Por Betto Mariano
Sem dúvidas, Brasília foi construída sem a interferência direta de Deus — ao menos se olharmos sob a ótica terrena da engenharia e do planejamento urbano. É claro que, se partirmos do princípio de que Deus criou todas as coisas, inclusive o homem, então, sim, houve o toque divino. Mas a capital do Brasil é, sobretudo, fruto da genialidade humana.
Brasília é uma cidade como nenhuma outra. Projetada com perfeição matemática, ladeada por um lago artificial de cerca de 48 quilômetros, impressiona pela simetria, pela amplitude e pela organização. Tudo ali foi meticulosamente pensado: setores divididos, quadras numeradas, avenidas largas, sem nomes de pessoas ou homenagens — uma cidade racional, funcional e, paradoxalmente, cheia de alma.
Os pontos turísticos fascinam tanto quanto a arquitetura. O glamour moderno se mistura à solenidade da história.

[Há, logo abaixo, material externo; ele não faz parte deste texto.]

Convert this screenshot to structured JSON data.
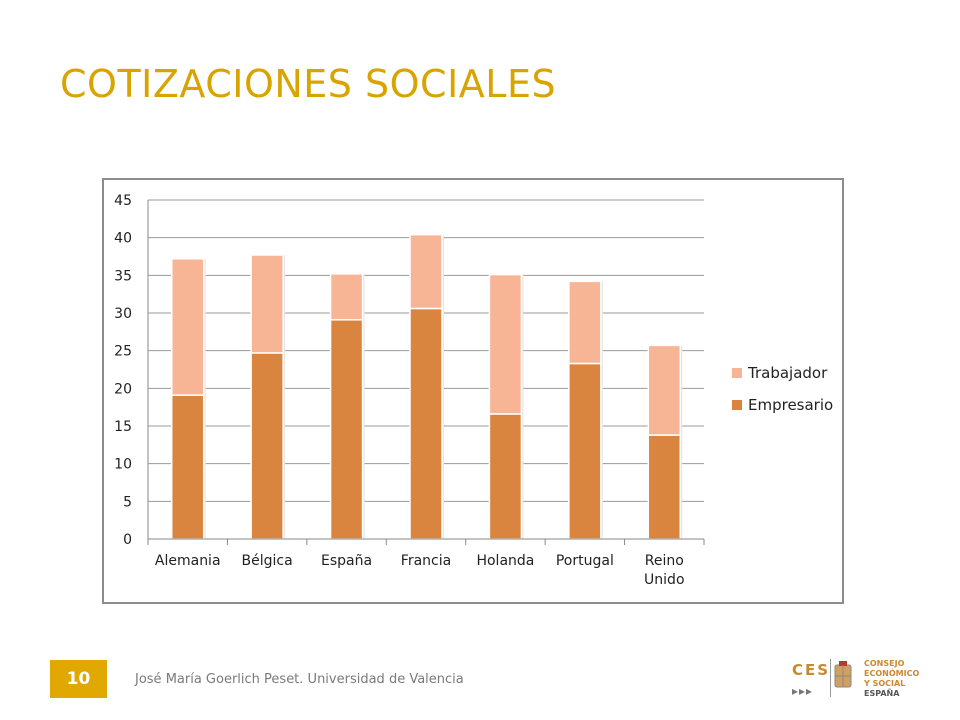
{
  "slide": {
    "title": "COTIZACIONES SOCIALES",
    "page_number": "10",
    "footer": "José María Goerlich Peset. Universidad de Valencia"
  },
  "logo": {
    "abbr": "CES",
    "arrows": "▸▸▸",
    "lines": [
      "CONSEJO",
      "ECONÓMICO",
      "Y SOCIAL",
      "ESPAÑA"
    ]
  },
  "colors": {
    "title": "#d9a400",
    "page_badge": "#e0a800",
    "empresario": "#d9843f",
    "trabajador": "#f7b595"
  },
  "chart_data": {
    "type": "bar",
    "stacked": true,
    "categories": [
      "Alemania",
      "Bélgica",
      "España",
      "Francia",
      "Holanda",
      "Portugal",
      "Reino Unido"
    ],
    "series": [
      {
        "name": "Empresario",
        "values": [
          19.1,
          24.7,
          29.1,
          30.6,
          16.6,
          23.3,
          13.8
        ]
      },
      {
        "name": "Trabajador",
        "values": [
          18.1,
          13.0,
          6.1,
          9.8,
          18.5,
          10.9,
          11.9
        ]
      }
    ],
    "ylim": [
      0,
      45
    ],
    "yticks": [
      "0",
      "5",
      "10",
      "15",
      "20",
      "25",
      "30",
      "35",
      "40",
      "45"
    ],
    "grid": true,
    "legend_position": "right",
    "legend": [
      "Trabajador",
      "Empresario"
    ]
  }
}
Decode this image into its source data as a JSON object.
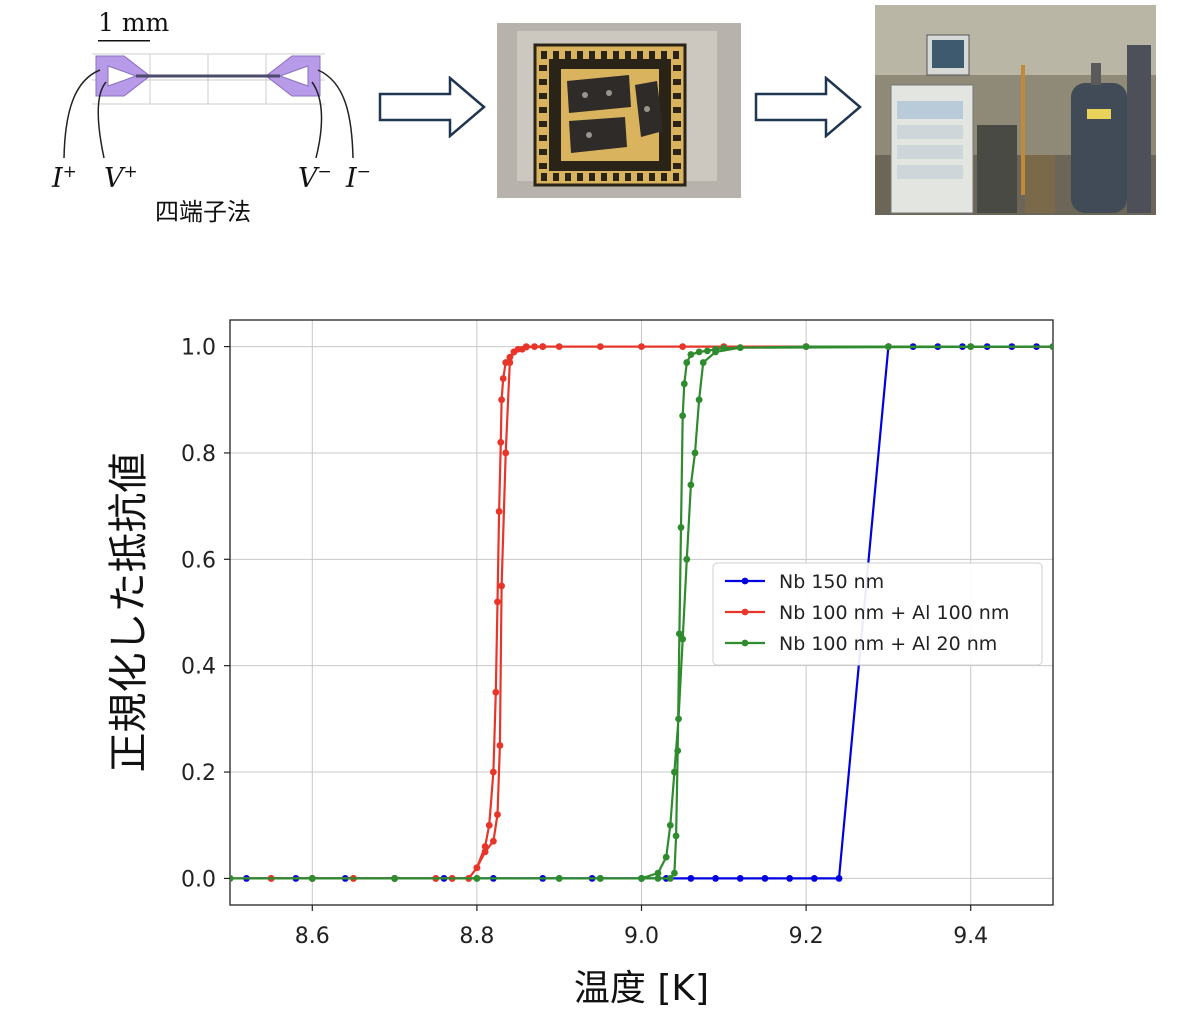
{
  "top": {
    "scale_bar_label": "1 mm",
    "terminals": [
      {
        "sym": "I",
        "sup": "+"
      },
      {
        "sym": "V",
        "sup": "+"
      },
      {
        "sym": "V",
        "sup": "−"
      },
      {
        "sym": "I",
        "sup": "−"
      }
    ],
    "method_label": "四端子法",
    "icons": [
      "arrow-right-icon",
      "arrow-right-icon"
    ],
    "colors": {
      "electrode": "#b79be8",
      "arrow_outline": "#1f3550",
      "chip_gold": "#d9b35e"
    }
  },
  "chart_data": {
    "type": "line",
    "xlabel": "温度 [K]",
    "ylabel": "正規化した抵抗値",
    "xlim": [
      8.5,
      9.5
    ],
    "ylim": [
      -0.05,
      1.05
    ],
    "xticks": [
      "8.6",
      "8.8",
      "9.0",
      "9.2",
      "9.4"
    ],
    "yticks": [
      "0.0",
      "0.2",
      "0.4",
      "0.6",
      "0.8",
      "1.0"
    ],
    "grid": true,
    "legend_position": "center-right",
    "series": [
      {
        "name": "Nb 150 nm",
        "color": "#0000e0",
        "points": [
          [
            8.52,
            0
          ],
          [
            8.58,
            0
          ],
          [
            8.64,
            0
          ],
          [
            8.7,
            0
          ],
          [
            8.76,
            0
          ],
          [
            8.82,
            0
          ],
          [
            8.88,
            0
          ],
          [
            8.94,
            0
          ],
          [
            9.0,
            0
          ],
          [
            9.03,
            0
          ],
          [
            9.06,
            0
          ],
          [
            9.09,
            0
          ],
          [
            9.12,
            0
          ],
          [
            9.15,
            0
          ],
          [
            9.18,
            0
          ],
          [
            9.21,
            0
          ],
          [
            9.24,
            0
          ],
          [
            9.3,
            1.0
          ],
          [
            9.33,
            1.0
          ],
          [
            9.36,
            1.0
          ],
          [
            9.39,
            1.0
          ],
          [
            9.42,
            1.0
          ],
          [
            9.45,
            1.0
          ],
          [
            9.48,
            1.0
          ],
          [
            9.5,
            1.0
          ]
        ]
      },
      {
        "name": "Nb 100 nm + Al 100 nm",
        "color": "#e8352a",
        "points": [
          [
            8.5,
            0
          ],
          [
            8.55,
            0
          ],
          [
            8.6,
            0
          ],
          [
            8.65,
            0
          ],
          [
            8.7,
            0
          ],
          [
            8.75,
            0
          ],
          [
            8.77,
            0
          ],
          [
            8.79,
            0
          ],
          [
            8.8,
            0.02
          ],
          [
            8.81,
            0.06
          ],
          [
            8.815,
            0.1
          ],
          [
            8.82,
            0.2
          ],
          [
            8.823,
            0.35
          ],
          [
            8.825,
            0.52
          ],
          [
            8.827,
            0.69
          ],
          [
            8.829,
            0.82
          ],
          [
            8.83,
            0.9
          ],
          [
            8.832,
            0.94
          ],
          [
            8.835,
            0.97
          ],
          [
            8.84,
            0.98
          ],
          [
            8.845,
            0.99
          ],
          [
            8.85,
            0.995
          ],
          [
            8.86,
            1.0
          ],
          [
            8.87,
            1.0
          ],
          [
            8.88,
            1.0
          ],
          [
            8.9,
            1.0
          ],
          [
            8.95,
            1.0
          ],
          [
            9.0,
            1.0
          ],
          [
            9.05,
            1.0
          ],
          [
            9.1,
            1.0
          ],
          [
            9.2,
            1.0
          ],
          [
            9.3,
            1.0
          ],
          [
            9.4,
            1.0
          ],
          [
            9.5,
            1.0
          ],
          [
            9.5,
            1.0
          ],
          [
            8.88,
            1.0
          ],
          [
            8.86,
            0.999
          ],
          [
            8.855,
            0.995
          ],
          [
            8.845,
            0.99
          ],
          [
            8.84,
            0.97
          ],
          [
            8.835,
            0.8
          ],
          [
            8.83,
            0.55
          ],
          [
            8.828,
            0.25
          ],
          [
            8.825,
            0.12
          ],
          [
            8.82,
            0.07
          ],
          [
            8.81,
            0.05
          ],
          [
            8.8,
            0.02
          ],
          [
            8.79,
            0
          ],
          [
            8.77,
            0
          ],
          [
            8.75,
            0
          ],
          [
            8.7,
            0
          ],
          [
            8.65,
            0
          ],
          [
            8.6,
            0
          ],
          [
            8.55,
            0
          ],
          [
            8.5,
            0
          ]
        ]
      },
      {
        "name": "Nb 100 nm + Al 20 nm",
        "color": "#2e8b2e",
        "points": [
          [
            8.5,
            0
          ],
          [
            8.6,
            0
          ],
          [
            8.7,
            0
          ],
          [
            8.8,
            0
          ],
          [
            8.9,
            0
          ],
          [
            8.95,
            0
          ],
          [
            9.0,
            0
          ],
          [
            9.02,
            0
          ],
          [
            9.035,
            0
          ],
          [
            9.04,
            0.01
          ],
          [
            9.042,
            0.08
          ],
          [
            9.044,
            0.24
          ],
          [
            9.046,
            0.46
          ],
          [
            9.048,
            0.66
          ],
          [
            9.05,
            0.87
          ],
          [
            9.052,
            0.93
          ],
          [
            9.055,
            0.97
          ],
          [
            9.06,
            0.985
          ],
          [
            9.07,
            0.99
          ],
          [
            9.08,
            0.992
          ],
          [
            9.09,
            0.995
          ],
          [
            9.1,
            0.997
          ],
          [
            9.12,
            0.998
          ],
          [
            9.2,
            1.0
          ],
          [
            9.3,
            1.0
          ],
          [
            9.4,
            1.0
          ],
          [
            9.5,
            1.0
          ],
          [
            9.5,
            1.0
          ],
          [
            9.12,
            0.998
          ],
          [
            9.09,
            0.99
          ],
          [
            9.075,
            0.97
          ],
          [
            9.07,
            0.9
          ],
          [
            9.065,
            0.8
          ],
          [
            9.06,
            0.74
          ],
          [
            9.055,
            0.6
          ],
          [
            9.05,
            0.45
          ],
          [
            9.045,
            0.3
          ],
          [
            9.04,
            0.2
          ],
          [
            9.035,
            0.1
          ],
          [
            9.03,
            0.04
          ],
          [
            9.02,
            0.01
          ],
          [
            9.0,
            0
          ],
          [
            8.95,
            0
          ],
          [
            8.9,
            0
          ],
          [
            8.8,
            0
          ],
          [
            8.7,
            0
          ],
          [
            8.6,
            0
          ],
          [
            8.5,
            0
          ]
        ]
      }
    ]
  }
}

No Memorial Juscelino Kubitschek, por exemplo, é possível sentir a presença viva do passado. As faixas presidenciais, o automóvel oficial e as roupas do 21º presidente do Brasil estão preservados como relíquias, em um ambiente que parece um túnel do tempo, onde o país revive sua ousadia de sonhar grande.
Mas Brasília também é um espelho do Brasil real. É ali, no coração do poder, que convivem os extremos mais gritantes: de um lado, a opulência dos gabinetes federais e distritais, as mansões avaliadas em dezenas de milhões, os restaurantes caros, os carros importados; do outro, a simplicidade — e muitas vezes a miséria — do povo comum, que paga caro por tudo. O custo de vida é surreal, os valores são superlativos, e cada centímetro da capital tem um preço altíssimo.
O Distrito Federal, comandado por um governador, não tem prefeito, mas sim um presidente da República que habita o centro simbólico do país. É também a maior concentração de servidores públicos do Brasil. São gabinetes, assessorias, secretarias, ministérios — todos pulsando em um ritmo burocrático e frenético, como se dali partisse o destino de cada cidadão.
Em Brasília, percebe-se claramente que é de lá que se decide quanto vai custar um palito de fósforo, um litro de leite ou o carro dos nossos sonhos. É o coração que bombeia decisões que moldam o dia a dia de todos nós — quer queiramos ou não.
O LADO SOMBRIO DA CAPITAL
Mas Brasília também tem seu lado sombrio.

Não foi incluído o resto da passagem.